我们在 Kibana 的 console 中输入如下的命令：

# Create tje template to apply the policy to every new backing index of the data stream
PUT _index_template/template_demo
{
  "index_patterns": ["demo-*"],
  "data_stream": {},
  "priority": 200,
  "template": {
    "settings": {
      "number_of_shards": 2,
      "index.lifecycle.name": "demo",
      "index.routing.allocation.include._tier_preference": "data_hot"
    }
  }
}

请注意上面的 "index.routing.allocation.include._tier_preference": "data_hot"。在默认的情况下，它会自动地分配索引到 data_hot 里，所以我们可以省去上面的这个配置。在上面，我们创建了一个叫做 template_demo 的 index template。请注意，我们在上面定义 data_stream 为一个空的 object。我们定义了两个 primary shards。

创建一个 data stream

创建一个 data stream 是非常简单的：

# Create a data stream
PUT _data_stream/demo-ds

运行上面的命令。由于我们在上面已经创建了以 demo-* 为 index_pattern 的 index template，所以上面的创建是成功的。否则如果我们用如下的命令：

PUT _data_stream/demo

它将会是失败的。错误代码告诉你没有相对应的 index template。

# Check the shards allocation
GET _cat/shards/demo-ds?v

上面的命显示：

index              shard prirep state      docs store ip        node
.ds-demo-ds-000001 1     p      STARTED       0  208b 127.0.0.1 node1
.ds-demo-ds-000001 1     r      UNASSIGNED                      
.ds-demo-ds-000001 0     p      STARTED       0  208b 127.0.0.1 node1
.ds-demo-ds-000001 0     r      UNASSIGNED

由于我们分配了两个 primary shards，但是我们只有一个 hot 节点，所以在上面我们看到的是有两个没有被分分配的 replica shards。

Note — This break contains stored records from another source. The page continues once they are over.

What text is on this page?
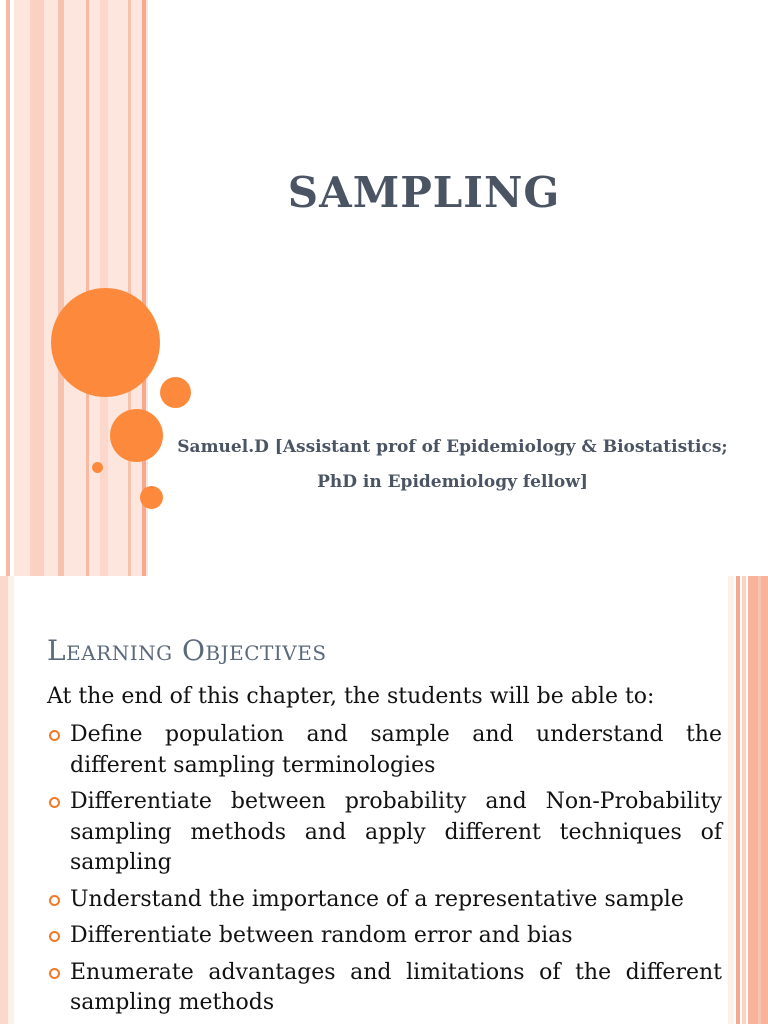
SAMPLING
Samuel.D [Assistant prof of Epidemiology & Biostatistics;
PhD in Epidemiology fellow]
Learning Objectives
At the end of this chapter, the students will be able to:
Define population and sample and understand the different sampling terminologies
Differentiate between probability and Non-Probability sampling methods and apply different techniques of sampling
Understand the importance of a representative sample
Differentiate between random error and bias
Enumerate advantages and limitations of the different sampling methods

我们可以通过如下的命令来检查 data stream 的索引：

# Verify data stream indexes
GET _data_stream/demo-ds

上面的命令显示：

{
  "data_streams" : [
    {
      "name" : "demo-ds",
      "timestamp_field" : {
        "name" : "@timestamp"
      },
      "indices" : [
        {
          "index_name" : ".ds-demo-ds-000001",
          "index_uuid" : "sPN5JEW8SVuTFNh4UqK9zw"
        }
      ],
      "generation" : 1,
      "status" : "YELLOW",
      "template" : "template_demo",
      "ilm_policy" : "demo"
    }
  ]
}

上面显示了一个叫做 .ds-demo-ds-000001 的索引已经被创建了。我们不需要做任何的事情。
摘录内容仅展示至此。